Called fertilizer place to price some ammonia nitrate an the feller said with all the rain I would be money ahead with urea. What do y'all think 
Urea 521.00$
Amn 482.00$


----------



## haybaler101 (Nov 30, 2008)

Ammonium nitrate is $0.73/lb for actual N and urea is $0.57/lb. sounds like an easy decision to me plus you will not have to have a criminal background check and visit from ATF if you use urea.


----------



## somedevildawg (Jun 20, 2011)

Hard to get AN here......


----------



## bluefarmer (Oct 10, 2010)

We can still get either one in the bulk


----------



## endrow (Dec 15, 2011)

They are not equal A.Nitrate will wait for rain . If it does not urea does not have rain soon aftr applied you can lose a lot of nitrogen . If you mix a n./ stabilizer with urea it can buy you some time .


----------



## somedevildawg (Jun 20, 2011)

endrow said:


> They are not equal A.Nitrate will wait for rain . If it does not urea does not have rain soon aftr applied you can lose a lot of nitrogen . If you mix a n./ stabilizer with urea it can buy you some time .
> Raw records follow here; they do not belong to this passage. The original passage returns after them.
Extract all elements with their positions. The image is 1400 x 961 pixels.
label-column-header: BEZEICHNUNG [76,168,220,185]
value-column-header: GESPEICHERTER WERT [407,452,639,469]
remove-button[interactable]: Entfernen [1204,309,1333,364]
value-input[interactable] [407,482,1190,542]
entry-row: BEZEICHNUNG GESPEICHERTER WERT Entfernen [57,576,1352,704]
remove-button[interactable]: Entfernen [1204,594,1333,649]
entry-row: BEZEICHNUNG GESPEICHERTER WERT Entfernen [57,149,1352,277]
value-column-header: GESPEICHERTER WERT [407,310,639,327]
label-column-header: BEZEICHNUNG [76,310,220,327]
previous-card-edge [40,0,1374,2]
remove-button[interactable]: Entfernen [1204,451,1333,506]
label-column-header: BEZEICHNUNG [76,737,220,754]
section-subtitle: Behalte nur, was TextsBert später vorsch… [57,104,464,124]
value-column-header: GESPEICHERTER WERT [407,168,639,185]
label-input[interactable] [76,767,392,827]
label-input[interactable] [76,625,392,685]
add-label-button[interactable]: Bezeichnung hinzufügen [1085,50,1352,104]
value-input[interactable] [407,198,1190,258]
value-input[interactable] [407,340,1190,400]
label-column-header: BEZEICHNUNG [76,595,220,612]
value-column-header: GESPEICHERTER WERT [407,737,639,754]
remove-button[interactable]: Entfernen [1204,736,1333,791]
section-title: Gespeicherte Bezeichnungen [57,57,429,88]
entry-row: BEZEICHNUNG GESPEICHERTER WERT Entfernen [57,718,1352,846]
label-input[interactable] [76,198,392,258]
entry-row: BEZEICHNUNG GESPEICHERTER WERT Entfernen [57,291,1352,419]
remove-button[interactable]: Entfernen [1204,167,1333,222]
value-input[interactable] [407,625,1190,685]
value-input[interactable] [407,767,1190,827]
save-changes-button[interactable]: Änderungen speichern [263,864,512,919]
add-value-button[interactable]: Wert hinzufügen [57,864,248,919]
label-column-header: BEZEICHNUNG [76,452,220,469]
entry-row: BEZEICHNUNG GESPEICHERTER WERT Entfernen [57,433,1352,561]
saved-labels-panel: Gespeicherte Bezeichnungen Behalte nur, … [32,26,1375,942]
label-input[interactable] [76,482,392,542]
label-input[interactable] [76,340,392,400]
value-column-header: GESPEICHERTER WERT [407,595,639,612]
Think that may be why the coop said "with all this rain"


----------



## bluefarmer (Oct 10, 2010)

Put some out on Bermuda grass yesterday evening, been raining slow all this evening so maybe I didn't throw my money away!


----------



## somedevildawg (Jun 20, 2011)

What kinda Bermuda bluefarmer?


----------



## vhaby (Dec 30, 2009)

bluefarmer said:


> Put some out on Bermuda grass yesterday evening, been raining slow all this evening so maybe I didn't throw my money away!


Great timing!!!

With urea at $.57 per pound of N and AN at $.71 per pound, you face a trade-off. That is a 20% price differential. Research comparisons (here) of these two N sources on bermudagrass indicate about a 14% lower dry matter yield from fertilizing with urea compared to AN, both applied at 40 lb N/ac. As the rate of N applied is increased, the yield differential declined to about 6% in favor of AN at 80 lb N/ac and higher. Adding a urease inhibitor (delays volatilization of ammonia) such as Agrotain to urea, adds a few cents per pound to urea N and in most cases, it can be money well spent in the event rain is delayed a few days after urea is applied.


----------



## bluefarmer (Oct 10, 2010)

somedevildawg said:


> What kinda Bermuda bluefarmer?


good ole common, and some Tifton


----------



## slowzuki (Mar 8, 2011)

Those are pretty good prices - 46-0-0 is 700 ish per ton here so about 0.80$ per lb n.


----------



## endrow (Dec 15, 2011)

slowzuki said:


> Those are pretty good prices - 46-0-0 is 700 ish per ton here so about 0.80$ per lb n.


Yikes that is high . Is that the price for bulk picked up @ local supplier urea


----------